Eigenspace for \(\lambda = 4\)

#for lambda to 4
ev$values[2]
## [1] 4
es = ev$vectors[,2]
es
## [1] 0.5547002 0.8320503 0.0000000
#let minT be min value of vector
minT = min(es[es > 0])

\({\cal E}_{A}(4) = \left\{\left[\begin{array}{cc} v_1 \\ v_2 \\ v_3\end{array}\right] = t\left[\begin{array}{cc} 0.5547002 \\ 0.8320503 \\ 0\end{array}\right] | t\ \epsilon\ Real\ Numbers\right\}\)

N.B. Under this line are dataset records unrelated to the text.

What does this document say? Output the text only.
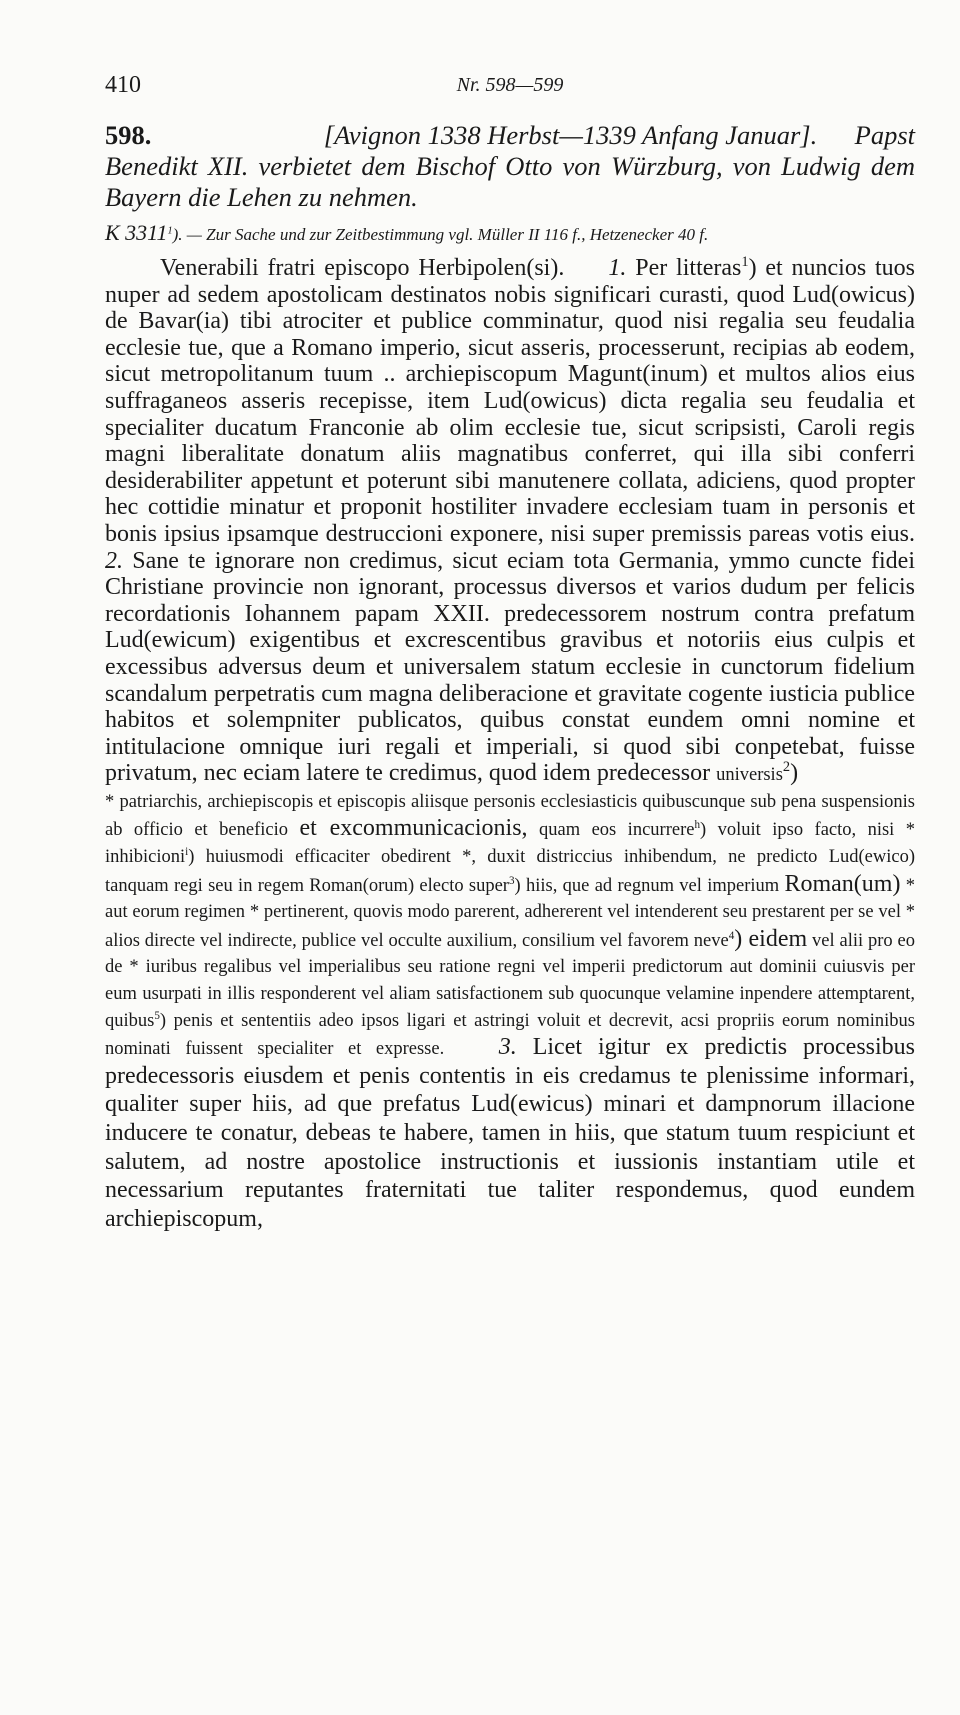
410	Nr. 598—599
598.	[Avignon 1338 Herbst—1339 Anfang Januar]. Papst Benedikt XII. verbietet dem Bischof Otto von Würzburg, von Ludwig dem Bayern die Lehen zu nehmen.
K 3311$^1$). — Zur Sache und zur Zeitbestimmung vgl. Müller II 116 f., Hetzenecker 40 f.
Venerabili fratri episcopo Herbipolen(si). 1. Per litteras$^1$) et nuncios tuos nuper ad sedem apostolicam destinatos nobis significari curasti, quod Lud(owicus) de Bavar(ia) tibi atrociter et publice comminatur, quod nisi regalia seu feudalia ecclesie tue, que a Romano imperio, sicut asseris, processerunt, recipias ab eodem, sicut metropolitanum tuum .. archiepiscopum Magunt(inum) et multos alios eius suffraganeos asseris recepisse, item Lud(owicus) dicta regalia seu feudalia et specialiter ducatum Franconie ab olim ecclesie tue, sicut scripsisti, Caroli regis magni liberalitate donatum aliis magnatibus conferret, qui illa sibi conferri desiderabiliter appetunt et poterunt sibi manutenere collata, adiciens, quod propter hec cottidie minatur et proponit hostiliter invadere ecclesiam tuam in personis et bonis ipsius ipsamque destruccioni exponere, nisi super premissis pareas votis eius. 2. Sane te ignorare non credimus, sicut eciam tota Germania, ymmo cuncte fidei Christiane provincie non ignorant, processus diversos et varios dudum per felicis recordationis Iohannem papam XXII. predecessorem nostrum contra prefatum Lud(ewicum) exigentibus et excrescentibus gravibus et notoriis eius culpis et excessibus adversus deum et universalem statum ecclesie in cunctorum fidelium scandalum perpetratis cum magna deliberacione et gravitate cogente iusticia publice habitos et solempniter publicatos, quibus constat eundem omni nomine et intitulacione omnique iuri regali et imperiali, si quod sibi conpetebat, fuisse privatum, nec eciam latere te credimus, quod idem predecessor universis$^2$)
* patriarchis, archiepiscopis et episcopis aliisque personis ecclesiasticis quibuscunque sub pena suspensionis ab officio et beneficio et excommunicacionis, quam eos incurrere$^h$) voluit ipso facto, nisi * inhibicioni$^i$) huiusmodi efficaciter obedirent *, duxit districcius inhibendum, ne predicto Lud(ewico) tanquam regi seu in regem Roman(orum) electo super$^3$) hiis, que ad regnum vel imperium Roman(um) * aut eorum regimen * pertinerent, quovis modo parerent, adhererent vel intenderent seu prestarent per se vel * alios directe vel indirecte, publice vel occulte auxilium, consilium vel favorem neve$^4$) eidem vel alii pro eo de * iuribus regalibus vel imperialibus seu ratione regni vel imperii predictorum aut dominii cuiusvis per eum usurpati in illis responderent vel aliam satisfactionem sub quocunque velamine inpendere attemptarent, quibus$^5$) penis et sententiis adeo ipsos ligari et astringi voluit et decrevit, acsi propriis eorum nominibus nominati fuissent specialiter et expresse. 3. Licet igitur ex predictis processibus predecessoris eiusdem et penis contentis in eis credamus te plenissime informari, qualiter super hiis, ad que prefatus Lud(ewicus) minari et dampnorum illacione inducere te conatur, debeas te habere, tamen in hiis, que statum tuum respiciunt et salutem, ad nostre apostolice instructionis et iussionis instantiam utile et necessarium reputantes fraternitati tue taliter respondemus, quod eundem archiepiscopum,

Let \(t = 0.5547002 | {t\ \epsilon\ Real\ Numbers}\)

\({\cal E}_{A}(4) = \left\{\left[\begin{array}{cc} v_1 \\ v_2 \\ v_3\end{array}\right] = 0.5547002\left[\begin{array}{cc} 1 \\ 1.5 \\ 0\end{array}\right] | 0.5547002\ \epsilon\ Real\ Numbers\right\}\)

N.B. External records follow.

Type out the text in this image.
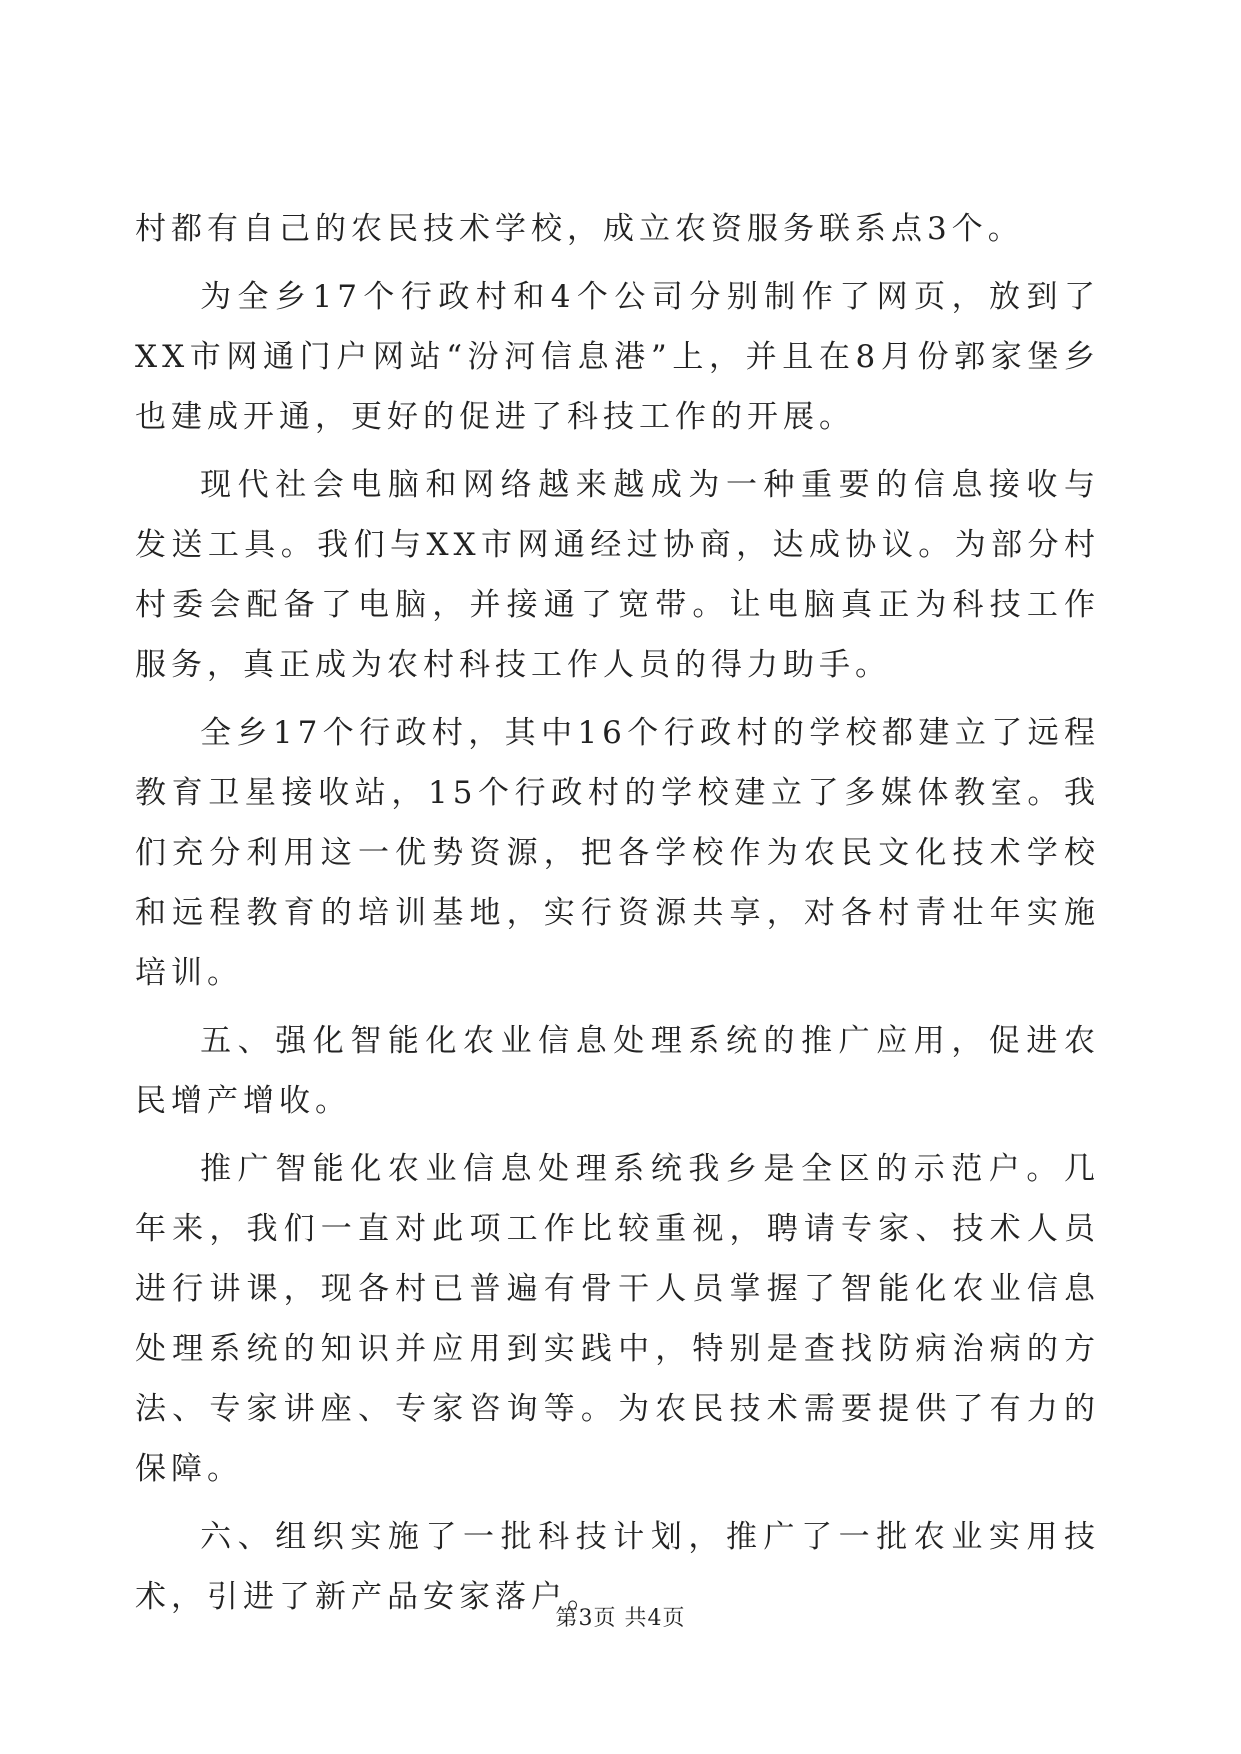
村都有自己的农民技术学校，成立农资服务联系点3个。

为全乡17个行政村和4个公司分别制作了网页，放到了XX市网通门户网站“汾河信息港”上，并且在8月份郭家堡乡也建成开通，更好的促进了科技工作的开展。

现代社会电脑和网络越来越成为一种重要的信息接收与发送工具。我们与XX市网通经过协商，达成协议。为部分村村委会配备了电脑，并接通了宽带。让电脑真正为科技工作服务，真正成为农村科技工作人员的得力助手。

全乡17个行政村，其中16个行政村的学校都建立了远程教育卫星接收站，15个行政村的学校建立了多媒体教室。我们充分利用这一优势资源，把各学校作为农民文化技术学校和远程教育的培训基地，实行资源共享，对各村青壮年实施培训。

五、强化智能化农业信息处理系统的推广应用，促进农民增产增收。

推广智能化农业信息处理系统我乡是全区的示范户。几年来，我们一直对此项工作比较重视，聘请专家、技术人员进行讲课，现各村已普遍有骨干人员掌握了智能化农业信息处理系统的知识并应用到实践中，特别是查找防病治病的方法、专家讲座、专家咨询等。为农民技术需要提供了有力的保障。

六、组织实施了一批科技计划，推广了一批农业实用技术，引进了新产品安家落户。

第3页 共4页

Eigenspace for \(\lambda = 4\) is \({\cal E}_{A}(4) = \left\langle\left[\begin{array}{cc} 1 \\ 1.5 \\ 0\end{array}\right]\right\rangle\)

Eigenspace for \(\lambda = 1\)

#for lambda to 1
ev$values[3]
## [1] 1
es = ev$vectors[,3]
es
## [1] 1 0 0
#let minT be min value of vector
minT = min(es[es > 0])

\({\cal E}_{A}(1) = \left\{\left[\begin{array}{cc} v_1 \\ v_2 \\ v_3\end{array}\right] = t\left[\begin{array}{cc} 1 \\ 0 \\ 0\end{array}\right] | t\ \epsilon\ Real\ Numbers\right\}\)

Let \(t = 1 | {t\ \epsilon\ Real\ Numbers}\)

\({\cal E}_{A}(1) = \left\{\left[\begin{array}{cc} v_1 \\ v_2 \\ v_3\end{array}\right] = 1\left[\begin{array}{cc} 1 \\ 0 \\ 0\end{array}\right] | 1\ \epsilon\ Real\ Numbers\right\}\)

Eigenspace for \(\lambda = 1\) is \({\cal E}_{A}(1) = \left\langle\left[\begin{array}{cc} 1 \\ 0 \\ 0\end{array}\right]\right\rangle\)

Eigenspace values are same, solving manually matches R function eigen.